The small propeller only serves the purpose of cooling the engine. The flight angle and flight inclination of the Fw-61 are controlled by the pilot via the inclination of the rotor blades.

After the first flight, important aviation pioneers such as the American Charles Lindbergh and the Russian Igor Sikorsky come to Bremen to study the technical marvel. The Fw-61 sets a new long-range helicopter world record with more than 109 kilometers.

With a flight time of one hour and 20 minutes, the helicopter can reach a height of 2439 meters. A new chapter in aviation history begins with the Fw-61.

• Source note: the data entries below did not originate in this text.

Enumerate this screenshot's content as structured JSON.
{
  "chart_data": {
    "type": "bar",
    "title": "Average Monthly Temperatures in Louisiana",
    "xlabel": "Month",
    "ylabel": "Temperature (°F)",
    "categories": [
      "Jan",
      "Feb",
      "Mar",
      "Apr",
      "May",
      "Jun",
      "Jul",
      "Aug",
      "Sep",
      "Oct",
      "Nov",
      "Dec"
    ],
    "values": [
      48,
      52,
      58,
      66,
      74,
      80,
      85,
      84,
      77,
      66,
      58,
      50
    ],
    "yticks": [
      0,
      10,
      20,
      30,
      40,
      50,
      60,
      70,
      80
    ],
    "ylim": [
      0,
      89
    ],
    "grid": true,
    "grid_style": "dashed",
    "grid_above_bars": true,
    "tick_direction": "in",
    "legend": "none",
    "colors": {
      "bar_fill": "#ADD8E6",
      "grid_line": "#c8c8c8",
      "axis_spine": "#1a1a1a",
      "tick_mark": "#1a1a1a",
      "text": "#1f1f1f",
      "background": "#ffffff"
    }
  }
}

The Focke-Achgelis company in World War II

The Focke-Wulf-Albatros-Werke developed into a major military enterprise, so that Henrich Focke often felt restricted in his work. Together with the German aerobatic master Gerd Achgelis, he therefore founded a company in 1937 at the location of the old margarine factory in Hoykenkamp near Bremen.

For his successes, the Bremen Senate awards him the title of professor and Focke teaches at the Technical University in Bremen. In 1938 he starts building the "Hornet" - a helicopter that can be used both civilly and militarily.

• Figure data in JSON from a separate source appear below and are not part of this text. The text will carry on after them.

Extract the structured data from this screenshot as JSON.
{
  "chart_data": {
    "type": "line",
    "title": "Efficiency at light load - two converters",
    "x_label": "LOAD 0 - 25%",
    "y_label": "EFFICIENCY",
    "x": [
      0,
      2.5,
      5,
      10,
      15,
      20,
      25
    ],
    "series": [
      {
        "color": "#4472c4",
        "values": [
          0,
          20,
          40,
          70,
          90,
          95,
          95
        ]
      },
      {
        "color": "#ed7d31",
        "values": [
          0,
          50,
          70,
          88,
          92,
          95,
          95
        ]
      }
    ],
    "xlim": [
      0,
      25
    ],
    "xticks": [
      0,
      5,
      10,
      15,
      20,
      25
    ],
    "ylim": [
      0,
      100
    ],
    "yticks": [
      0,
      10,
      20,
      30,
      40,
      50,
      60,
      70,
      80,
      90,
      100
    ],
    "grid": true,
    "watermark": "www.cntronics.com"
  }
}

It is equipped with an 800 HP engine and can carry a load of 1000 kilograms. The first prototype is already in front of the assembly workshop a year later.

With the outbreak of war, Focke received instructions from the Reich Aviation Ministry to intensify work on a version of a military helicopter. The Fa 223, also known as the "Dragon", has a closed pulpit for the first time and is to be used for transports, for submarine hunting and for rescue and reconnaissance.

Due to ongoing bombing, only 20 machines are completed. After the end of the war, the Allies found two more helicopters that could fly.

One goes to the USA dismantled, the other is the first helicopter to be flown over the canal to England. For many years the Fa 223 has been the largest, most viable and fastest helicopter in the world.

After the war abroad

Focke's work is expropriated by the French allies and he is brought to Paris as a prisoner of war. As a consulting engineer, he then works on new helicopter projects in France. Among other things, he developed the original model for the later successful "Alouette" - an observation helicopter with a turbine engine for up to four passengers.

After intermediate stops as a high-speed helicopter designer in France, Brazil and the Netherlands, Henrich Focke returned to Germany, his birthplace in Bremen.

Together with the automobile manufacturer Borgward, he developed the "Kolibri" travel helicopter, which was supposed to take traffic off the streets and be faster than a car - a helicopter for private individuals.

However, the first German post-war helicopter does not go into series production because the Borgward Group has economic difficulties and ultimately has to file for bankruptcy. In addition, the German materials industry is not yet in a position to deliver individual pieces for the "Kolibri".

Fockes wind tunnel

At the age of 70, Focke built a wind tunnel with the help of his wife and sons. He designed the aeronautical laboratory based on the model of his facility destroyed in the war. He spends almost every day in his new wind tunnel to devote as much time as possible to open questions about aerodynamics and new findings.

Fockes tools are thin plywood, stove pipes, curtains, kitchen scales, tea caddies, twine and wire. He does his calculations without a computer. With the motor and propeller behind the plywood, wind speeds of up to 60 kilometers per hour are generated.

The kitchen scales are used to measure the forces acting in the wind tunnel, stovepipes direct and curtains unravel the air flow. Henrich Focke used his wind tunnel until 1975. He dies on February 25, 1979.

Fockes wind tunnel was not discovered until 1997. It is exactly as it was when Focke left it in the mid-1970s. Focke's drawing utensils and slide rule are still on the desk as if he wanted to continue the work he had started the next day.

Today schools and universities can carry out scientific experiments in his wind tunnel.

Thanks to Focke's work, Bremen developed into one of the most important locations for the European aerospace industry. Today this offers several thousand people jobs in the companies that emerged from Focke-Wulf.